Similarly, Vermont Sen. Bernie Sanders, another challenger for the Democratic nomination, has called for restrictions on Wall Street far beyond those being implemented as part of the 2010 reform law signed by President Obama.
“Many of these banks are bigger today than they were before we bailed them out,” Sanders said last week in an appearance on Yahoo News. “Enough is enough. Yes, we should break them up.”
“I’m not quite clear what Hillary Clinton’s position is on that issue,” the self-identified socialist senator said.
It would be difficult for Clinton to embrace the kind of anti-Wall Street populism that progressives have agitated for in Obama’s second term.
Many Democrats perceive Clinton as close to Wall Street. Throughout her political career, megabanks such as Goldman Sachs, JPMorgan Chase and Citigroup have been her biggest political donors. Since leaving office as secretary of state, she has reportedly received hundreds of thousands of dollars from banks for speeches, and the Clinton Foundation has received millions more from big banks, according to Nonprofit Quarterly.
Furthermore, many liberals fault Clinton’s husband for deregulation during his presidency, including the repeal of Glass-Steagall, that they often argue led to the financial crisis of 2008 — a narrative of the financial crisis Sanders invoked in his interview last Monday.
Nevertheless, progressive activists have expressed hope that Clinton might be pulled along in the Democratic Party’s leftward drift on financial issues, and that the influence wielded by the other candidates and the activism of Sen. Elizabeth Warren, D-Mass., might commit her to tougher policy regarding Wall Street.
“O’Malley and Sanders are facilitating a race to the top on the Democratic side when it comes to Wall Street reform and accountability,” said Adam Green, the co-founder of the Progressive Change Campaign Committee, a liberal activist group. “And there’s still an unchecked box when it comes to Hillary Clinton’s position on these issues.”
In fact, Clinton at times has tried to appropriate the kind of rhetoric used by Warren and others, most recently saying that a “toppling” of the top 1 percent of earners was necessary, according to a New York Times profile.
Nevertheless, she has stopped short of calling for breaking up banks or increasing prosecution of executives, both of which are priorities for the Warren wing of the party.
Green argued that embracing such an agenda is a winning political stance.
“Looking at it politically, we’re living in an economically populist moment, and even voters in red states don’t want Wall Street and the big guys getting away with murder,” he said.
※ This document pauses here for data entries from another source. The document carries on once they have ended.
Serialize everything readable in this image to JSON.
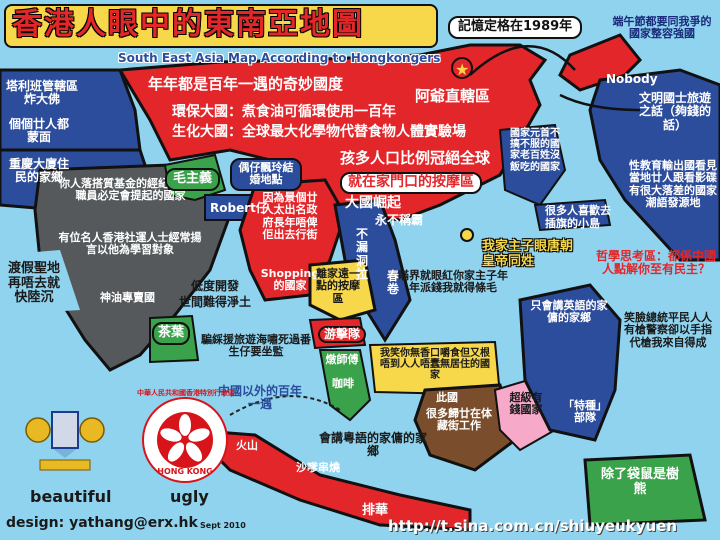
{
  "title": "香港人眼中的東南亞地圖",
  "subtitle": "South East Asia Map According to Hongkongers",
  "regions": {
    "china_line1": "年年都是百年一遇的奇妙國度",
    "china_line2": "環保大國：煮食油可循環使用一百年",
    "china_line3": "生化大國：全球最大化學物代替食物人體實驗場",
    "china_line4": "孩多人口比例冠絕全球",
    "china_line5": "就在家門口的按摩區",
    "china_line6": "大國崛起",
    "china_line7": "永不稱霸",
    "ah_gong": "阿爺直轄區",
    "beijing": "記憶定格在1989年",
    "korea": "端午節都要同我爭的國家整容強國",
    "nobody": "Nobody",
    "japan_1": "文明國士旅遊之話（夠錢的話）",
    "japan_2": "性教育輸出國看見當地廿人跟看影碟有很大落差的國家潮語發源地",
    "kazakh": "塔利班管轄區炸大佛",
    "afghan": "個個廿人都蒙面",
    "tibet": "重慶大廈住民的家鄉",
    "india_1": "你人落搭質基金的經紀和銀行職員必定會提起的國家",
    "india_2": "有位名人香港社運人士經常揚言以他為學習對象",
    "india_3": "神油專賣國",
    "mao": "毛主義",
    "nepal": "偶仔飄玲結婚地點",
    "robert": "Robert仔",
    "myanmar_1": "因為景個廿人太出名政府長年唔俾佢出去行街",
    "myanmar_2": "Shopping的國家",
    "shop_1": "低度開發",
    "shop_2": "世間難得淨土",
    "laos": "不漏洞拉",
    "vietnam": "春卷",
    "hk": "我家主子眼唐朝皇帝同姓",
    "taiwan_1": "很多人喜歡去",
    "taiwan_2": "插旗的小島",
    "philippines": "國家元首不搞不服的國家老百姓沒飯吃的國家",
    "cambodia": "離家遠一點的按摩區",
    "thailand": "游擊隊",
    "thai2": "瞞界就眼紅你家主子年年派錢我就得條毛",
    "tea": "茶葉",
    "coffee": "咖啡",
    "sri": "燉師傅",
    "bangkok": "騙綵援旅遊海嘯死過番生仔要坐監",
    "shelter": "渡假聖地再唔去就快陸沉",
    "malaysia": "我笑你無香口嚼食但又根唔到人人唔蠢無居住的國家",
    "century": "中國以外的百年一遇",
    "indonesia_1": "此國",
    "indonesia_2": "很多歸廿在体藏街工作",
    "big_prov": "超級有錢國家",
    "borneo_1": "會講粵語的家傭的家鄉",
    "java_1": "火山",
    "java_2": "沙嗲串燒",
    "java_3": "排華",
    "png_1": "只會講英語的家傭的家鄉",
    "png_2": "「特種」部隊",
    "philos": "哲學思考區：都係中國人點解你至有民主？",
    "joke": "笑臉總統平民人人有槍警察卻以手指代槍我來自得成",
    "kangaroo": "除了袋鼠是樹熊"
  },
  "emblems": {
    "beautiful": "beautiful",
    "ugly": "ugly",
    "hk_ring": "中華人民共和國香港特別行政區",
    "hk_en": "HONG KONG"
  },
  "footer": {
    "design": "design: yathang@erx.hk",
    "date": "Sept 2010",
    "watermark": "http://t.sina.com.cn/shiuyeukyuen"
  },
  "colors": {
    "sea": "#8fd3ef",
    "china": "#e2262a",
    "india": "#55595c",
    "land_blue": "#2c4d9c",
    "japan": "#2c4d9c",
    "yellow": "#f7d84a"
  }
}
He referred to rhetoric from Republicans such as Sen. Mike Lee of Utah, who has decried “crony capitalism,” as evidence of rising populism.
Some Republican candidates also have tiptoed up to the kind of language that worries bank lobbyists.
“We cannot be the party of fat cats, rich people and Wall Street,” Sen. Rand Paul, R-Ky., said last year at an event hosted by conservative groups.
Wall Street’s reputation is still suffering from the 2008 crisis, said Karlyn Bowman, a public opinion analyst at the American Enterprise Institute. But banks have been creeping up in favorability in recent opinion polls.
Gallup, for instance, found last year that banks had returned to a net positive approval rating for the first time since 2008.
Running against banks is probably a winning strategy for Democratic challengers. “You use what arrows you have in your quiver to differentiate candidates,” Bowman said.
Whether it will help the nominee gain the presidency is a different question. “I don’t think that throwing bankers in jail is going to work in the general,” Bowman cautioned.